Деревня Часлово появилась в прогале березовой рощи как-то неожиданно и весенней обнажённостью своей, распахом широкой улицы, ещё не обросшей свежей травичкой, показалась вымершей. С зимы изобки выглядели особенно неряшливо, краски потускнели, наличники пооблупились, огороды изредились, на всем лежала печать сиротства и той давней унылой бедности, которой, казалось, никогда не будет перемен, и если вдруг появлялся у дома какой-то человеченко в пиджаке иль цветной куртке-болонье, то тут же и скрадывался в подворье, чтобы не запечатлеться чужому взгляду. И наш приземистый домишко, стоящий на росстани, на кресте двух дорог, тоже ничем не выбивался из общего порядка, но сразу обрадовал, что не повыгарывал, слава Богу, а стоит на своём месте, где и оставили его, и древние вязы возле баньки прочно подпирают небеса, и прясла не пошатились, не упали, и амбаришко не покосился, и на переду стекла в окнах не повыбиты, и труба печная не осыпалась. Торопливым взглядом мы обежали своё подворье и невольно прибавили шагу, уже не слыша на плечах ноши, и только когда встали у крыльца и сронили на ступеньку рюкзаки, то по онемевшим плечам, по тоскнущей горбине поняли, как неимоверно устали.

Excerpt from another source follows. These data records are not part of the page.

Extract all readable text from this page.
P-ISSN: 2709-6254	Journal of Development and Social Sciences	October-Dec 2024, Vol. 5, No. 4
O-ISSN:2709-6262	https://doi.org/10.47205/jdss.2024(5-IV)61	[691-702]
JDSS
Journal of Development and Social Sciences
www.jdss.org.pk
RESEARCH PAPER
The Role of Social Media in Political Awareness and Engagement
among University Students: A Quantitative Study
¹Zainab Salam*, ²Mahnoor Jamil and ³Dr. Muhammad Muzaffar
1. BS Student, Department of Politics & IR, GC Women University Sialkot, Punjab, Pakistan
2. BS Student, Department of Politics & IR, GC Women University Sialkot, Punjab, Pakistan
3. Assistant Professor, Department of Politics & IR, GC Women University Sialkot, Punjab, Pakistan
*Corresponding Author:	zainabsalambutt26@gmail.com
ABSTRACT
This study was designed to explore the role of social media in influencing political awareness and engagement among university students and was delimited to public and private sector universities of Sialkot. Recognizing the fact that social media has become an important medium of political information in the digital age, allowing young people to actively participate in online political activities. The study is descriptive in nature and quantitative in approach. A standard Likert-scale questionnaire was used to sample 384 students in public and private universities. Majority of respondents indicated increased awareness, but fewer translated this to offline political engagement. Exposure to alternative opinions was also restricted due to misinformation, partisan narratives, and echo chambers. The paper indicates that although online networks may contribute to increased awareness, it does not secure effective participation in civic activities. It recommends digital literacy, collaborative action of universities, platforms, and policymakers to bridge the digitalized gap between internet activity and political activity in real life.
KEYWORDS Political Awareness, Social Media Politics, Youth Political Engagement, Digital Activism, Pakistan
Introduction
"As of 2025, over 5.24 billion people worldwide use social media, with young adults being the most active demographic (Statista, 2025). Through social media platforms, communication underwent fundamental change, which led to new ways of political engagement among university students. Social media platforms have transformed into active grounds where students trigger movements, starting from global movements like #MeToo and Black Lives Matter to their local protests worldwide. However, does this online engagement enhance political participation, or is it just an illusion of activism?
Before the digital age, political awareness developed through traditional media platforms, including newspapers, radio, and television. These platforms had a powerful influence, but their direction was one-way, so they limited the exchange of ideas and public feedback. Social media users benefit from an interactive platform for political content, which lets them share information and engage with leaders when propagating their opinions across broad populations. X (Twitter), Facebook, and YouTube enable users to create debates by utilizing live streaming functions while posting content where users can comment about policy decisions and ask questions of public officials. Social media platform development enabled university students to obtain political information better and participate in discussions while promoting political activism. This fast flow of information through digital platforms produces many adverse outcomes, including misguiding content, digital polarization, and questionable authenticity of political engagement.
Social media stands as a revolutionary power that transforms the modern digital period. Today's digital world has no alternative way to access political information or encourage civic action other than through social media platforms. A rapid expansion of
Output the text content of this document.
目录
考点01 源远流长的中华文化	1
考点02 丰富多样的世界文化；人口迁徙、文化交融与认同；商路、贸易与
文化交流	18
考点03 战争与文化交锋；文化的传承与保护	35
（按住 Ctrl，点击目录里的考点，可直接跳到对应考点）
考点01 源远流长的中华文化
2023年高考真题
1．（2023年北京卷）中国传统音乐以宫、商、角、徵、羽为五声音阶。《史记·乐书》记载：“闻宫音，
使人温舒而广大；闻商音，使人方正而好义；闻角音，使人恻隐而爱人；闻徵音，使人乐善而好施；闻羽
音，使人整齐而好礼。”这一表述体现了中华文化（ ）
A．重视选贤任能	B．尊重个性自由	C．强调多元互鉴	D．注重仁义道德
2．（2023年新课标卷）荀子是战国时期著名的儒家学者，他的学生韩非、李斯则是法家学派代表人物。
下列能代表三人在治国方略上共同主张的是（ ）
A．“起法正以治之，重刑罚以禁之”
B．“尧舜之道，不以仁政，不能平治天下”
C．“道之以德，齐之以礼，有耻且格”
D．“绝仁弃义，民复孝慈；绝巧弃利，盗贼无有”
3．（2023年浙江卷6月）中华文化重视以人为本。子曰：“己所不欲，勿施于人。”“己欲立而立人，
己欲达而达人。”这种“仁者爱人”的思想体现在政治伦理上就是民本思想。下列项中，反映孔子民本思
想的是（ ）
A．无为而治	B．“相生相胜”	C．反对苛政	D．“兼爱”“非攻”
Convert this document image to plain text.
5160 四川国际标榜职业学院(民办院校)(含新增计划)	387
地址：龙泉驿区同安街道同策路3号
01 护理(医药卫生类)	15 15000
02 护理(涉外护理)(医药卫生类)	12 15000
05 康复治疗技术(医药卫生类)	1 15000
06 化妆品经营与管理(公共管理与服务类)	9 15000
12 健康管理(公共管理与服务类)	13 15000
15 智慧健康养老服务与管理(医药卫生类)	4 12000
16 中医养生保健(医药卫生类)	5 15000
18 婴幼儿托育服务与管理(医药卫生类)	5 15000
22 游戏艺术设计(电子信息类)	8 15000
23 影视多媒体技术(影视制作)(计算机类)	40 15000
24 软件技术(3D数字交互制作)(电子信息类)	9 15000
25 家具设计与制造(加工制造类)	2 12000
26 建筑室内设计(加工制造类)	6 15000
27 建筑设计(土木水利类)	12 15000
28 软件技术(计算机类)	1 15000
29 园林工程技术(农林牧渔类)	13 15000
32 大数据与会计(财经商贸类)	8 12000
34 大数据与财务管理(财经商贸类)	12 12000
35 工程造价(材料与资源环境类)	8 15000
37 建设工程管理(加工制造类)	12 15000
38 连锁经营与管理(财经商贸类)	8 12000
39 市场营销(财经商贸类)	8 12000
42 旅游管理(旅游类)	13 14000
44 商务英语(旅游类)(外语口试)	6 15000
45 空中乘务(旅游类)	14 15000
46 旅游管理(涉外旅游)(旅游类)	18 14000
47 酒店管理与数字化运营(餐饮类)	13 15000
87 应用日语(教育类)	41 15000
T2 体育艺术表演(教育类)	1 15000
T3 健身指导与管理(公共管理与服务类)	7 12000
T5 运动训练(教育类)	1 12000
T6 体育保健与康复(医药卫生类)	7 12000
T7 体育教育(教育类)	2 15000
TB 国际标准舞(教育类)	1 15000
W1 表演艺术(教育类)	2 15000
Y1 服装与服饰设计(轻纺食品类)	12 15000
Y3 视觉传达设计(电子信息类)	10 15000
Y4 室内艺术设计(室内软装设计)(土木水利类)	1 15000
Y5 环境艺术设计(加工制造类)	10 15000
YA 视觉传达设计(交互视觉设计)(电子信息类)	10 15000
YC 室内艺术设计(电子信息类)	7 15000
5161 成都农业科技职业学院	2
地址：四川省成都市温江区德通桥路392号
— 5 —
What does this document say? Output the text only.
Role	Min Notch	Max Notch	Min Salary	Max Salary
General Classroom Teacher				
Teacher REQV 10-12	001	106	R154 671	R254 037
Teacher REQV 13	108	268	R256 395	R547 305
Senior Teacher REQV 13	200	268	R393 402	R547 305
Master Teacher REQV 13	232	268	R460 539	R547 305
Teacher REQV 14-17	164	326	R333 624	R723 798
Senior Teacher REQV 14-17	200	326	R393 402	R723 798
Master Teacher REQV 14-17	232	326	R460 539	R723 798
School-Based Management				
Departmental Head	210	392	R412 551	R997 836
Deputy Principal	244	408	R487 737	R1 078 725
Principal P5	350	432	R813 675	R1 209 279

Но не время расслабляться, петь лазаря, но именно сейчас, когда дорога сломана и ты у цели, нужно взять себя в руки, напрячься из последних силенок, натопить печи, оживить настывшую за зиму избу, прибрать в комнатах, сварить еды, и только когда яишня со шкварками оседлает стол, а подле приткнётся посудинка с зеленью и бутылек в 'бескозырке', да когда в русской печи загудит березовый жар, забегают по полу рыжие лисы отраженного пламени, вот тогда можно расслабленно выдохнуть: 'Уф-ф', осенить чело крестом, кинуть на грудь стопарик-другой и облегчённо воскликнуть: 'Слава Богу, прибыли!'
Собственно, таким порядком, заведённым уже давно, и покатились заботы. Но сначала прибежал соседский кот Гошка с обгрызенными ушами и нахальной седой мордой и стал противно выть, тереться о ноги и требовать 'жорева'. Следом явилась соседка Зина со связкой наших ключей от дома. Она уже успела подзаве-треть, осмуглиться, но за зиму сникла, как бы стопталась, заострилась личиком, на пригорбленных плечах красная 'болонья', на ногах просторные сапожонки хлябают, на голове зелёный шерстяной платок, шалашиком надвинутый на брови, и старенькая выглядывает из него, как лисичка-вострушка, посверкивая повыцветшими голубыми глазёнками. Зина по-матерински порывисто обняла жену, легко всплакнула, но слёзы тут же и высохли. Давно ли, кажется, провожала нас на зимние квартиры, осеняла в дорогу размашистым православным крестом, восклицала вдогон: 'Храни вас Христос, дорогие мои детки!', — и вот мы уже снова у порога, как и не съезжали. До чего же быстротечно, неуловимо время: живёшь вроде бы долго, а оглянулся назад — словно и не живал ещё.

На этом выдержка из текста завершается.